Several types of molecular markers have been established for this crop including RFLP, SNP, AFLP and SSR. Markers developed so far were used for molecular investigation of sugarcane genome structure, for tracking genetic diversity and genetic/QTL mapping. However, speed and cost of analysis limit the application of current marker technologies for sugarcane molecular breeding, diversity and identity testing.

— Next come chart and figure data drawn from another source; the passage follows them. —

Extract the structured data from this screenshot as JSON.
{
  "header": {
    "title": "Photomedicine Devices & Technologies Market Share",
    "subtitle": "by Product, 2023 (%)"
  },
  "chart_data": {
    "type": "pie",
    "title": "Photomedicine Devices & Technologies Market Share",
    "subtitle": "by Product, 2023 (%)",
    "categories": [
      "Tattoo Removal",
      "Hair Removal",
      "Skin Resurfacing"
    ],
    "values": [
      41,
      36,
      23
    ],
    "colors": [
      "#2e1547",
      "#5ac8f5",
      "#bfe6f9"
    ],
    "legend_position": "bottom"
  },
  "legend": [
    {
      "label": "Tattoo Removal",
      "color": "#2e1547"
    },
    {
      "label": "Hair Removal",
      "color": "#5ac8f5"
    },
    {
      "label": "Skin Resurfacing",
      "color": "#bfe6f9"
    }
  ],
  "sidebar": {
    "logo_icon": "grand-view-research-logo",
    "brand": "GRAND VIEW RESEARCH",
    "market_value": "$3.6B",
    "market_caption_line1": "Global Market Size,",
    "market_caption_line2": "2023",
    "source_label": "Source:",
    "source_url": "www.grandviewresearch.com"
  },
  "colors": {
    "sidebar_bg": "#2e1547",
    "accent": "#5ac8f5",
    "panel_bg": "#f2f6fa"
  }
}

Diversity Arrays Technology (DArT) combines the ability to identify various types of DNA polymorphism with the low cost and high throughput of the DNA microarray platform (www.DiversityArrays.com). Once established, DArT offers a 10-fold gain over other technologies in terms of marker throughput and assay cost. DArT was effectively developed and delivered in a number of plant species including large genome cereals, wheat and barley. Here we report the successful validation of DArT for sugarcane, one of the most genetically complex crops. We tested eleven methods of genome complexity reduction to determine the most efficient in detecting polymorphism, and therefore offering low cost of data production. Several effective methods of genome complexity reduction were established, including a subtractive method to enrich for polymorphic clones. We then established a detailed protocol for performing DArT in sugarcane. Using the most effective complexity reduction method (PstI/TaqI) over three hundred polymorphic markers were identified. The PstI/TaqI array was then successfully used for diversity analysis of cultivated materials and ancestral lines as well as for mapping the PJ2 cross (Q165 x IJ76-514A). We will present our efforts towards establishing DArT sugarcane arrays capable of typing several thousand markers for molecular breeding and association mapping applications.